Warning – Spoiler Alerts

This movie features Carey Mulligan as Cassandra, a former medical student who works in a coffee shop by day and operates as what I believe is the first real feminist superhero by night. She goes to clubs dressed skanky and gets trashed. A “nice guy” helps her home – only they never take her to her home. She is always herded into his apartment. But it turns out pretty badly for these guys because Cassandra’s not drunk – she’s only acting. And at the moment of protest, the moment right before a sexual assault, she shows not only her sobriety but her rage. She shames them and leaves.

If this isn’t a female fantasy, I don’t know what is. What woman doesn’t want to lash out at these types of me? What woman doesn’t want a platform to talk back so directly to male culture that makes men think that a woman out at night, especially a woman out drinking, is prey? It is so easy to argue that women should be more careful, women shouldn’t be out alone, women deserve it if they’re so careless. But why should we always have to be so scared? Because men own us – even the “nice guys” own us if we are even slightly off kilter. Maybe even if we’re not.

We later learn that Cassandra is out punishing bros because a deep pain manifests itself inside of her – her friend Nina is dead. Nina was Cassandra’s best friend and her classmate in medical school. Nina was assaulted by a male student in the medical school. And, while Nina and Cassandra never achieved their dream of becoming doctors, Nina’s rapist just moved right along with his life. He became a doctor. Hell, he’s even engaged and about to have a wonderful wedding. And practically everyone from the medical school is invited. They know about the rape of Nina, and, yet, the rapist is still alive and is about to have all of his med school buddies around him to celebrate his marriage to some terribly unlucky woman. Everyone has moved on, graduating to amazing careers as doctors and living Instagram perfect lives.

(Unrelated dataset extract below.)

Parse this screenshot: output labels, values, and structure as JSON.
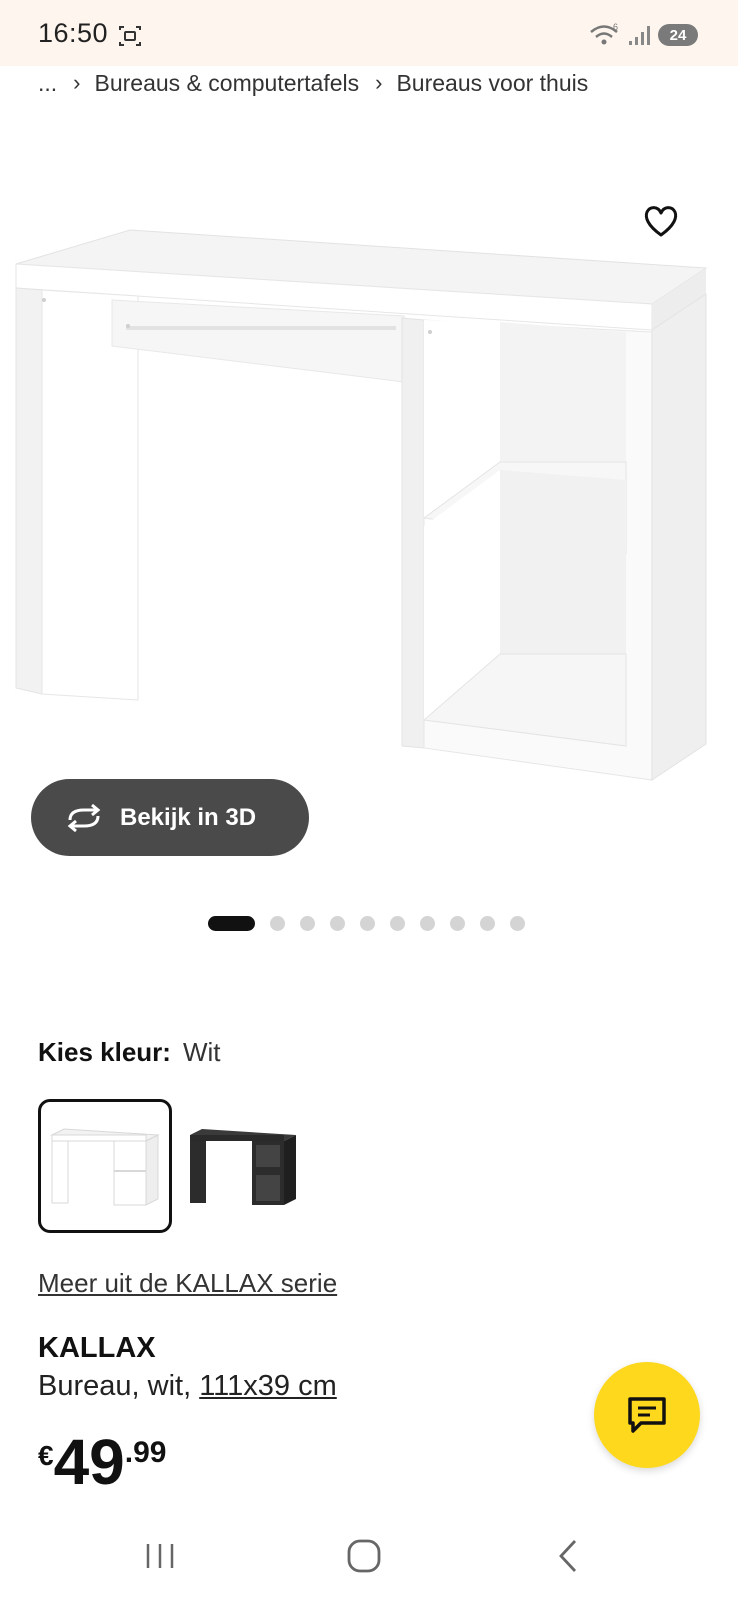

Cassandra eventually starts to heal when she reunites with Ryan, who she knew from the medical school class. Ryan is a pediatric surgeon and he is still friends with the med school crew. But he is kind and charming, and it seems that they fall in love. But it doesn’t last – she learns that he made a video of Nina’s assault and joked about it on video. So Cassandra blackmails him into giving her the address for the rapist’s bachelor party, where Cassandra dresses up as what I can only describe as a demented candy colored clown stripper and sacrifices her life in a complicated plot to ensure that the rapist is arrested. Which he is. Cassandra’s murder results in justice.

The movies twists and turns bring the viewer to witness the gaslighting and the theatrics of denial that take place when women are sexually assaulted. The women are damaged and isolated by the trauma of rape. Men are protected by the system, especially successful men like medical students who are so promising and have so much to lose. Why should they lose everything for one mistake? The women are the damaged ones; the men still have a future ahead of them.

I was a promising young woman once. My daughters – twins age six and their younger sister age five – are promising young women now. I did okay, despite living in the world in which male violence is accepted, but I know I’m not safe. None of us are. My daughters aren’t. Definitely aren’t.

But the fact that “Promising Young Woman” is front and center at the Oscars gives me hope that women’s issues are becoming more visible. That maybe society is getting better at confronting rape culture.

In her memoir Recollections of My Non-Existence, Rebecca Solnit writes:

Sometimes having a body seemed to be the problem, having a body that exposed me to danger and potential harm.

All women’s bodies are a problem – a source of chronic anxiety and fear for those of us who must inhabit them in order to live. The issue of the body is so radical, and the positioning of the issue in “Promising Young Woman” is so radical that I will be investing my evening in the Academy Awards. I’m heading out now to get some popcorn and some sparkling wine. I want to celebrate the women’s bodies that made this film possible.